“Newel K. Whitney (1795–1850)” Liahona, Oct. 2012, 14
Newel Kimball Whitney was born in Vermont, USA, on February 5, 1795. He was a talented businessman and started up a friendship and business partnership with Sidney Gilbert. In their early business days, they traveled frequently. On one of these business trips, Newel met Elizabeth Ann Smith in Kirtland, Ohio. Newel and Ann courted for three years and married in 1823.
Together Newel and Ann sought for truth and, for a time, took part in the Campbellite movement, which professed to have restored ancient Christianity. One night Newel and Ann prayed “to know from the Lord how [they] could obtain the gift of the Holy Ghost.” Ann described the vision they received in answer to their prayer: “The Spirit rested upon us and a cloud overshadowed the house. … Then we heard a voice out of the cloud, saying: ‘Prepare to receive the word of the Lord, for it is coming.’”1
Shortly after this answer to prayer, in October 1830, Latter-day Saint missionaries came to Kirtland. In November, Newel and Ann were baptized. Only months later, Joseph and Emma Smith came knocking on the Whitneys’ door. When Joseph greeted Newel by name, Newel couldn’t say he knew the Prophet’s name, so Joseph responded, “I am Joseph the Prophet; you have prayed me here, now what do you want of me?”2 The Whitneys then housed the Smiths for several weeks and provided a home for them in September 1832.

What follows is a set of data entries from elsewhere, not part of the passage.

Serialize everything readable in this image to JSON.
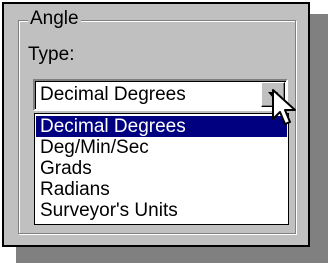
{
  "group": {
    "title": "Angle"
  },
  "type_label": "Type:",
  "combo": {
    "selected_value": "Decimal Degrees",
    "dropdown_icon": "chevron-down-icon"
  },
  "list": {
    "items": [
      "Decimal Degrees",
      "Deg/Min/Sec",
      "Grads",
      "Radians",
      "Surveyor's Units"
    ],
    "selected_index": 0
  },
  "cursor": {
    "icon": "arrow-cursor-icon"
  },
  "colors": {
    "panel": "#c0c0c0",
    "shadow": "#808080",
    "selection": "#000080"
  }
}
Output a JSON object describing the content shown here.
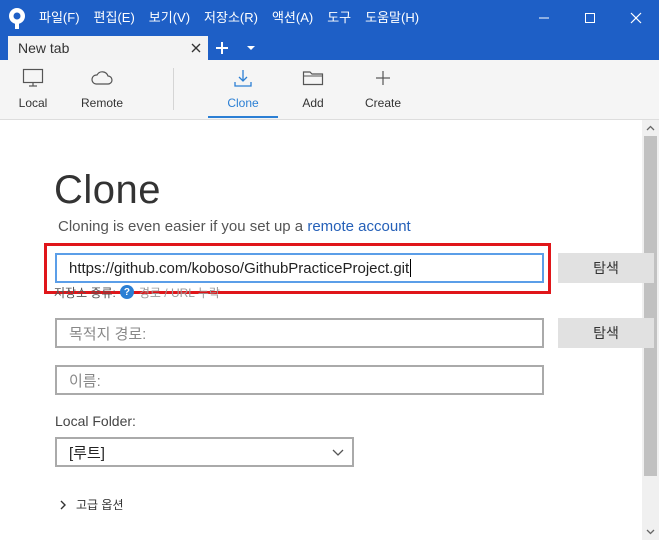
{
  "menu": {
    "items": [
      "파일(F)",
      "편집(E)",
      "보기(V)",
      "저장소(R)",
      "액션(A)",
      "도구",
      "도움말(H)"
    ]
  },
  "tabs": {
    "active_label": "New tab"
  },
  "toolbar": {
    "local": "Local",
    "remote": "Remote",
    "clone": "Clone",
    "add": "Add",
    "create": "Create"
  },
  "clone": {
    "title": "Clone",
    "subtitle_text": "Cloning is even easier if you set up a",
    "subtitle_link": "remote account",
    "url_value": "https://github.com/koboso/GithubPracticeProject.git",
    "browse_label": "탐색",
    "repo_type_label": "저장소 종류:",
    "repo_type_hint": "경로 / URL 누락",
    "destination_placeholder": "목적지 경로:",
    "name_placeholder": "이름:",
    "local_folder_label": "Local Folder:",
    "local_folder_value": "[루트]",
    "advanced_label": "고급 옵션"
  },
  "colors": {
    "titlebar": "#1e5fc6",
    "accent": "#2b7fd4",
    "highlight": "#e0161a"
  }
}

In addition to providing the Smiths a place to stay, Newel also gave the Church full use of the upstairs space in his store. At the Whitney store, Church leaders held meetings and the School of the Prophets.
In December 1831, Newel was called as the second bishop of the Church and later served as the manager of financial operations of the Church, helping the Church manage its funds and get out of debt. In the fall of 1838, the Whitneys moved to Far West, Missouri, where Newel was again called as bishop, and 10 years later, he and his family crossed the plains to Salt Lake City, where he served as Presiding Bishop of the Church.
Newel died on September 24, 1850, in Salt Lake City from a respiratory condition.